Yossarian shook his head. "Not that I remember."
"Then I may have it wrong. How about a man named Sammy Singer, his friend? He says he was from Coney Island. He thinks you may remember him from the war."
"Sammy Singer?" Yossarian sat up. "Sure, the tail gunner. A short guy, small, skinny, with wavy black hair."
Teemer smiled. "He's almost seventy now."
"Is he sick too?"
"He's friends with this patient I'm looking at."
"Tell him to drop by."
"Hiya, Captain." Singer shook the hand Yossarian put out.
Yossarian appraised a man delighted to see him, on the smallish side, with hazel eyes projecting slightly in a face that was kindly. Singer was chortling. "It's good to see you again. I've wondered about you.
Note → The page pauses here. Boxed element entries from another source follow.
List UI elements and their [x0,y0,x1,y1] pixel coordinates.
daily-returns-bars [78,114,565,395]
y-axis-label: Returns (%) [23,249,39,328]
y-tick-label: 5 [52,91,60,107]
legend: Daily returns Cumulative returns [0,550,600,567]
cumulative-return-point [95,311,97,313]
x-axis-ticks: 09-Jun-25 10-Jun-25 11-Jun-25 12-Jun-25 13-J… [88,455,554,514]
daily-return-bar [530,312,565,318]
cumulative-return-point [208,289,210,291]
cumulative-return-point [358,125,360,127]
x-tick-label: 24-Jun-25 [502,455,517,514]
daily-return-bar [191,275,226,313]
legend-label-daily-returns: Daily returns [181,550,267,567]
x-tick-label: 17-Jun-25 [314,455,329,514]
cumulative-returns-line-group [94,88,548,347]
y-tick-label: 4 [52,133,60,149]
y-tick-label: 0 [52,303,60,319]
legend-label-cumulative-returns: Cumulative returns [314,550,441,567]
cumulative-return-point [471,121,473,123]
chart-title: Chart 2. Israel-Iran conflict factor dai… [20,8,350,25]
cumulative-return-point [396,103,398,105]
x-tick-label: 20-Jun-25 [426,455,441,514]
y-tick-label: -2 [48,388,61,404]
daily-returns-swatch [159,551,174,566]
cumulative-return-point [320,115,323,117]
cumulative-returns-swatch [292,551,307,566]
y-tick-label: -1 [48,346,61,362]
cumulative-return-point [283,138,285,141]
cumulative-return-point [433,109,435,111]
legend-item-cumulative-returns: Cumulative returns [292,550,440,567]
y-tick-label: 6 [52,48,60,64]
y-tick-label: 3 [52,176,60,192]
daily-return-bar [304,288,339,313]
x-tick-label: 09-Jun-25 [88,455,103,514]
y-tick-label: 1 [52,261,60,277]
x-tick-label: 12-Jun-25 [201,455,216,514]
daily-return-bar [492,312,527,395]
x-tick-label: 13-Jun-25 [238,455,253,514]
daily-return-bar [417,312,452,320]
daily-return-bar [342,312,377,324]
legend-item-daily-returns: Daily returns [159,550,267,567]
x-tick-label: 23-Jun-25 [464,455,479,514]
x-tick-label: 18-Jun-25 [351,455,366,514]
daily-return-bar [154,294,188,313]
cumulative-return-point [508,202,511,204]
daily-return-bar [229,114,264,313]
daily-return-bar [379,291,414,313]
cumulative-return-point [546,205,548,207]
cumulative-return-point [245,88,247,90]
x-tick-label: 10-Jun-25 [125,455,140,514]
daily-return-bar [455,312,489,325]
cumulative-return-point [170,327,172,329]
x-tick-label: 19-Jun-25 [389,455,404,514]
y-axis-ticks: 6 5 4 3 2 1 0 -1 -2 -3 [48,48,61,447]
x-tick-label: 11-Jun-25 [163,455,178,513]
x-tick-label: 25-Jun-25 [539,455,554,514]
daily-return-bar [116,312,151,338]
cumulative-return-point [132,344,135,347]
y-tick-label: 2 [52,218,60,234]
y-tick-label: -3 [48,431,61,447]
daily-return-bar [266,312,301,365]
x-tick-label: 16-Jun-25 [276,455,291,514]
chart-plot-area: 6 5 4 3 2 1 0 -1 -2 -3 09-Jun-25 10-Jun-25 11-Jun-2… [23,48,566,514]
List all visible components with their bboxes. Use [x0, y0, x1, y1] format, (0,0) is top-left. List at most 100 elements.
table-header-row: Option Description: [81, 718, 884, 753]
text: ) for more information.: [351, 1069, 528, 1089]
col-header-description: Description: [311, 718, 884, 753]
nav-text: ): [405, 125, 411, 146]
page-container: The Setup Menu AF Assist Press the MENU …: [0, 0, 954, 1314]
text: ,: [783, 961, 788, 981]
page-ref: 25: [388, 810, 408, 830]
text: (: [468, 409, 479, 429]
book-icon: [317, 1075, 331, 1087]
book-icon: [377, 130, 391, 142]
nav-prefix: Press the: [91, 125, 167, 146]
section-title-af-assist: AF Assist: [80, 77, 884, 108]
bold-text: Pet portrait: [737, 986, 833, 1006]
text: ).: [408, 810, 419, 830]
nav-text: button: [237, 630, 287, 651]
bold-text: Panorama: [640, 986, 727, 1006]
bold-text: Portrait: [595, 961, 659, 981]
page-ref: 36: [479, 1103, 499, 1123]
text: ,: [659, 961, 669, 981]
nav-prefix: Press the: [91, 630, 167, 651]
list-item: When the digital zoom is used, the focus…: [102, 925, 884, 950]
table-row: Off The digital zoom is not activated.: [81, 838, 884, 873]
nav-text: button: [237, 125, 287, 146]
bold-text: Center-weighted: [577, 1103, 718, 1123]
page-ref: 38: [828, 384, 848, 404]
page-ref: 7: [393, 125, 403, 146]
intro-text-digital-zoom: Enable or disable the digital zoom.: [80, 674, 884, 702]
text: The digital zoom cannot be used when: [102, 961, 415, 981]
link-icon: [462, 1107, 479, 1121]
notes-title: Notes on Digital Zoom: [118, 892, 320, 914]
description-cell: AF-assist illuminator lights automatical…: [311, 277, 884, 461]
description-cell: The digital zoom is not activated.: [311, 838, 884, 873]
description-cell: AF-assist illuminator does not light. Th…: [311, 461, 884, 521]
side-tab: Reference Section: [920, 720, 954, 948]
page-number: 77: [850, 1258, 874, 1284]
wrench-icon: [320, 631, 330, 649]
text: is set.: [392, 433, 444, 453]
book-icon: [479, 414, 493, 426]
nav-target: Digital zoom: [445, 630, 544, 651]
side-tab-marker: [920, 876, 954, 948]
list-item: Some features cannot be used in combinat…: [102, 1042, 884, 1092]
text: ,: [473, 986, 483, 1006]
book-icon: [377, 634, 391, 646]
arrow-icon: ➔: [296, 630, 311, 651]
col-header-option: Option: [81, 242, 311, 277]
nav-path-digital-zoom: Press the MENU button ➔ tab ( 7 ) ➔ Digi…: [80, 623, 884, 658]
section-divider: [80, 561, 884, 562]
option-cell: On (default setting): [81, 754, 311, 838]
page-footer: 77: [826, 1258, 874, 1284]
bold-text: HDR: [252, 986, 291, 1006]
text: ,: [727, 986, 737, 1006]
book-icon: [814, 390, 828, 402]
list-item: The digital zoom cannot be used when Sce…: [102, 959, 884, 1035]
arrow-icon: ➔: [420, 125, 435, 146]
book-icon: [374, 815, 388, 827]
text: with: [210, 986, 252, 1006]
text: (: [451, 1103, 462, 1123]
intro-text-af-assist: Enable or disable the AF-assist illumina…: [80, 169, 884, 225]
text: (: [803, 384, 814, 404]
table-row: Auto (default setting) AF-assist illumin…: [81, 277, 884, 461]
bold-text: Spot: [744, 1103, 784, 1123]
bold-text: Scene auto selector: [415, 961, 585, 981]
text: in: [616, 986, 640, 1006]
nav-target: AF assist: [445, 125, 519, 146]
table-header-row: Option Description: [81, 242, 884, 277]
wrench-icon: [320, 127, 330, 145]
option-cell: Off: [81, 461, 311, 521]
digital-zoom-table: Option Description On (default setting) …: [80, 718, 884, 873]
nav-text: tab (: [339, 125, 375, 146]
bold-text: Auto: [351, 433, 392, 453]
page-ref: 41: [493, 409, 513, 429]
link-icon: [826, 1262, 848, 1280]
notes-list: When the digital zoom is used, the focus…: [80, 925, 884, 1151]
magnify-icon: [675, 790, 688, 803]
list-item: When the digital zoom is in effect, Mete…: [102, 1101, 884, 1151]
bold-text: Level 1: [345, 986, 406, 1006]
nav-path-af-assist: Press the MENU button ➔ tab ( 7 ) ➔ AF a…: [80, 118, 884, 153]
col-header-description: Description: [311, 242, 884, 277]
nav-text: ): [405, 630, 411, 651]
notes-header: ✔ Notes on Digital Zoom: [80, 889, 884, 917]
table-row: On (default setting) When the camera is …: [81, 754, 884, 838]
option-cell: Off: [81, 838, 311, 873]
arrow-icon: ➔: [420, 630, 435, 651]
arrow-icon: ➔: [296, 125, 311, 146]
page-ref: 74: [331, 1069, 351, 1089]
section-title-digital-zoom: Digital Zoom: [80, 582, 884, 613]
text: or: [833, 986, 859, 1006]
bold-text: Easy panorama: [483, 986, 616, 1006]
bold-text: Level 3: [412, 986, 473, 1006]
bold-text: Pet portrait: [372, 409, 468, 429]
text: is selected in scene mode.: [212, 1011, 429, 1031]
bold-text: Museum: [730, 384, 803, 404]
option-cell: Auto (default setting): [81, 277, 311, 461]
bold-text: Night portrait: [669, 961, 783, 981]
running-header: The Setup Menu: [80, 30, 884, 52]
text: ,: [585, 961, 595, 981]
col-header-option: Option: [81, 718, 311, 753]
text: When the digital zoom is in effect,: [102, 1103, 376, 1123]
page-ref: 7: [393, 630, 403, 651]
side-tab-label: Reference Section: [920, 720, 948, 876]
The doctor says you're okay."
"You've grown portly, Sam," said Yossarian, with good humor, "and a little bit wrinkled, and maybe a little taller. You used to be skinny. And you've gotten very gray, with thinning hair. And so have I. Fill me in, Sam. What's been happening the last fifty years? Anything new?"
"Call me Sammy."
"Call me Yo-Yo."
"I'm pretty good, I guess. I lost my wife. Ovarian cancer. I'm kind of floundering around."
"I've been divorced, twice. I flounder too. I suppose I'll have to marry again. It's what I'm used to. Children?"
"One daughter in Atlanta," said Sammy Singer, "and another in Houston. Grandchildren too, already in college. I don't like to throw myself on them. I have an extra bedroom for when they come to visit. I worked for Time magazine a long time-but not as a reporter," Singer added pointedly. "I did well enough, made a good living, and then they retired me to bring in young blood to keep the magazine alive."
"And now it's practically dead," said Yossarian. "I work now in that old Time-Life Building in Rockefeller Center. Looking out on the skating rink. Were you ever in that one?"